It will help in increasing the free float as well as price volatility

Feb 28 - Mar 06, 2005



Reportedly a proposal is under consideration to raise the minimum paid-up capital for commercial banks to Rs6 billion. The State Bank of Pakistan has already raised the minimum limit and all the banks are required to raise their paid-up capital to Rs2 billion by 31st December 2005. Raising this limit by three-fold over the next three years seems an ambitious target.

However, some of the banking sector analysts are of the view that the enhanced limit is aimed at reducing the number of commercial banks. For some time it has been felt that 'Pakistan is an over-banked country and the number should be reduced to around a dozen only'. And the objective can only be achieved through mergers and acquisitions. The increase in paid-up has led to exit of a number of foreign banks from Pakistan. However, this also increased the number of local banks. And the only way to reduce the number is forced mergers.

Whereas, some analysts are also of the view that if one compares the paid-up capital of five 'big banks' with rest of the lot, the difference is colossal. This gives some of the big players an edge over the others. There are also too many branches, which only add to the operating expenses. In the shrinking spreads environment, the return to depositors has become negative. And if the return has to be improved operating/administrative expenses have to be curtailed.

The deployment of technology, rising number of ATMs, credit and debit cards and offering of variety of Interest-based services no longer require such a large number of conventional branches. Therefore, the number of branches, particularly in the urban areas, has to be reduced drastically. However, some analysts do not subscribe to this theory. They say, "There may be too many branches of a bank in some of the urban cities, but the number of branches is 'too small' in rural areas. Therefore, banks should increase the number of branches in rural areas rather than reducing the number."

However, bankers have their own point of view. They say, "Opening up of branches is not an easy task as it involves a lot of investment. Banks open branches in the areas offering potential, both in terms of existing business and also future growth. We are not a charitable organization or a social service entity. The rule of tub is that the branch should be self supporting, at least. We are accountable to our shareholders as well as accountholders. If the return on deposit is low, the client would not like to keep their money with us. And if the dividend payout is low, no investor would like to buy the shares of our bank. However, this simple logic is either not understood by the critics or they criticize the policy only to achieve political mileage".

The rational behind raising paid-up capital is aimed at strengthening the commercial banks. The demand for fund is on a constant rise. The borrowers need larger amounts because now capital intensive industries are being established. The existing paid-up capital often becomes a constraint. The banks have to comply with prudential regulations and to also maintain required capital adequacy ratio. This clearly demands that minimum paid-up capital requirement should be raised. Therefore, one should only talk about the timeframe and the minimum limit.

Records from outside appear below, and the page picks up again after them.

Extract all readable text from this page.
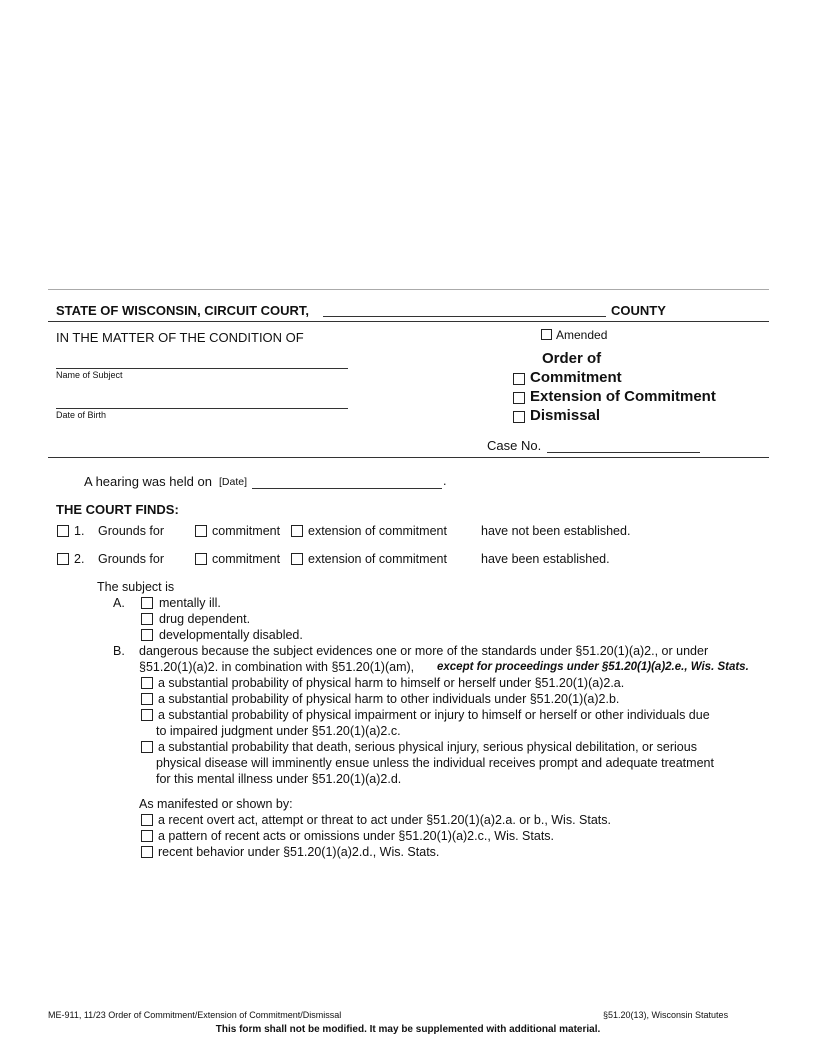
STATE OF WISCONSIN, CIRCUIT COURT,	COUNTY
IN THE MATTER OF THE CONDITION OF
Name of Subject
Date of Birth
Amended
Order of
Commitment
Extension of Commitment
Dismissal
Case No.
A hearing was held on [Date]	.
THE COURT FINDS:
1. Grounds for	commitment extension of commitment	have not been established.
2. Grounds for	commitment extension of commitment	have been established.
The subject is
A.	mentally ill.
drug dependent.
developmentally disabled.
B. dangerous because the subject evidences one or more of the standards under §51.20(1)(a)2., or under
§51.20(1)(a)2. in combination with §51.20(1)(am), except for proceedings under §51.20(1)(a)2.e., Wis. Stats.
a substantial probability of physical harm to himself or herself under §51.20(1)(a)2.a.
a substantial probability of physical harm to other individuals under §51.20(1)(a)2.b.
a substantial probability of physical impairment or injury to himself or herself or other individuals due
to impaired judgment under §51.20(1)(a)2.c.
a substantial probability that death, serious physical injury, serious physical debilitation, or serious
physical disease will imminently ensue unless the individual receives prompt and adequate treatment
for this mental illness under §51.20(1)(a)2.d.
As manifested or shown by:
a recent overt act, attempt or threat to act under §51.20(1)(a)2.a. or b., Wis. Stats.
a pattern of recent acts or omissions under §51.20(1)(a)2.c., Wis. Stats.
recent behavior under §51.20(1)(a)2.d., Wis. Stats.
ME-911, 11/23 Order of Commitment/Extension of Commitment/Dismissal	§51.20(13), Wisconsin Statutes
This form shall not be modified. It may be supplemented with additional material.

Lately a number of banks have announced Right and Bonus issues to meet the minimum paid-up capital requirement. The banks are also expected to follow the same practice to meet Rs2  billion requirement by 31 December 2005. Investors have responded to such announcements in a very positive manner. However, they suggest that to meet the future demand, the central bank should insist on Right Issue rather than allowing the banks to meet the requirement through issue of Bonus Shares. Right Issues will not only help in raising the additional capital but would also help in expanding shareholders base.

Some of the critics are of the view that persistent increase in capital will dilute the earnings of shareholders. However, some analysts say, "The shareholders are much better off compared to the depositors. While the depositors are being paid pathetically low return, the shareholders get much higher dividend. The policy being followed by the banks is discriminatory. As such, both the depositors and the shareholders contribute cash, which is extended to borrowers. The return on deposit should also be close to the return on equity."



There is no doubt that the minimum paid-up capital requirement of commercial banks should be increased. It will help them in raising their credit extension limit to meet the growing demand for fund by the private sector. It will also increase the free float of banks and help in containing skyrocketing of their share prices. On top of every thing, the market appetite is high and Right Issues, if properly priced, it will get a good response from the investors. However, the time frame must be decided after consultation with the commercial banks.